The form of his colleagues shows how unlikely that bad run of form is too. Diogo Jota began his injury-hit campaign by missing six consecutive clear-cut chances but the longest drought for both Firmino and Salah has run to just four. Equally, Bobby missed 11 in a row in 2019/20, these things can easily happen.
And as the cliché goes, Núñez has at least been in the right place to miss. Arsenal legend Ian Wright was very positive about the Uruguayan on Match of the Day last Saturday. “Next season he will liven himself up, get more intense in respects of his goalscoring, and then he will finish those,” he said (via Liverpool Echo). “I am not worried for him.”

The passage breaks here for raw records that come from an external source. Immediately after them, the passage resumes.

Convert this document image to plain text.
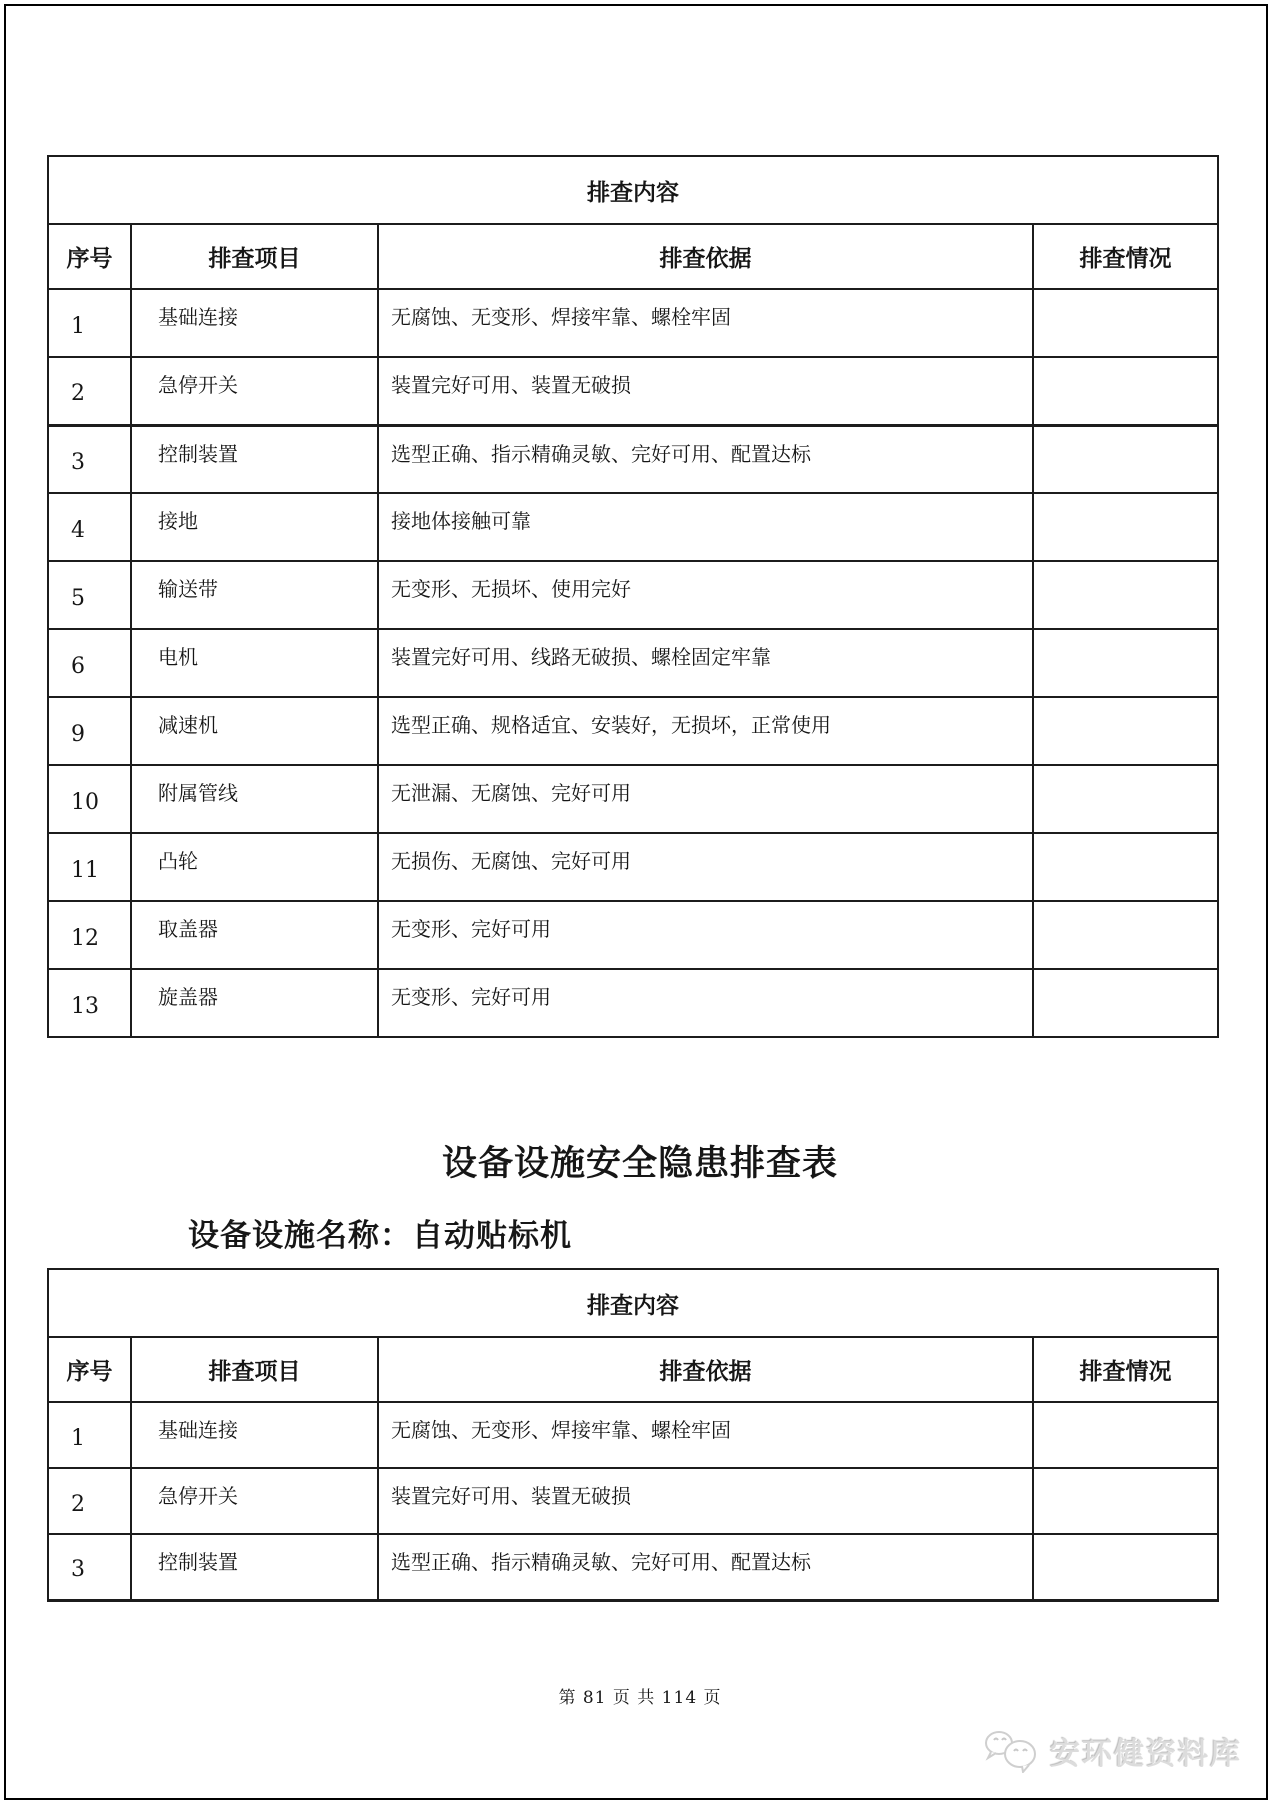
排查内容			
序号	排查项目	排查依据	排查情况
1	基础连接	无腐蚀、无变形、焊接牢靠、螺栓牢固	
2	急停开关	装置完好可用、装置无破损	
3	控制装置	选型正确、指示精确灵敏、完好可用、配置达标	
4	接地	接地体接触可靠	
5	输送带	无变形、无损坏、使用完好	
6	电机	装置完好可用、线路无破损、螺栓固定牢靠	
9	减速机	选型正确、规格适宜、安装好，无损坏，正常使用	
10	附属管线	无泄漏、无腐蚀、完好可用	
11	凸轮	无损伤、无腐蚀、完好可用	
12	取盖器	无变形、完好可用	
13	旋盖器	无变形、完好可用	
设备设施安全隐患排查表
设备设施名称：自动贴标机
排查内容			
序号	排查项目	排查依据	排查情况
1	基础连接	无腐蚀、无变形、焊接牢靠、螺栓牢固	
2	急停开关	装置完好可用、装置无破损	
3	控制装置	选型正确、指示精确灵敏、完好可用、配置达标	
第 81 页 共 114 页
安环健资料库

In terms of 2023/24, Núñez can draw inspiration from a predecessor countryman (and not Sebastian ‘one shot, one amazing goal’ Coates). The parallels between the current Liverpool front man and Luis Suárez have reached mathematical symmetry.
In this season and 2011/12 respectively, Núñez and Suárez both scored seven out of 27 non-penalty clear-cut chances in the Premier League. In the intervening 11 years, no player to take at least that many had as poor a record as the Reds’ former number seven but his fellow Uruguayan has now matched it to the letter.
There’s no way to know if Darwin’s goal scoring will explode in the same way as Suárez’s did under Brendan Rodgers, of course. Luis was the only real striker at the club in 2012/13 and Núñez will not be in that position next season. But if the latter matches his elder’s second (full) season conversion rate and has as many clear-cut chances, then he’ll net 21 goals from those opportunities alone in 2023/24.
It might be time to pick up the phone to get some advice from your international teammate, Darwin.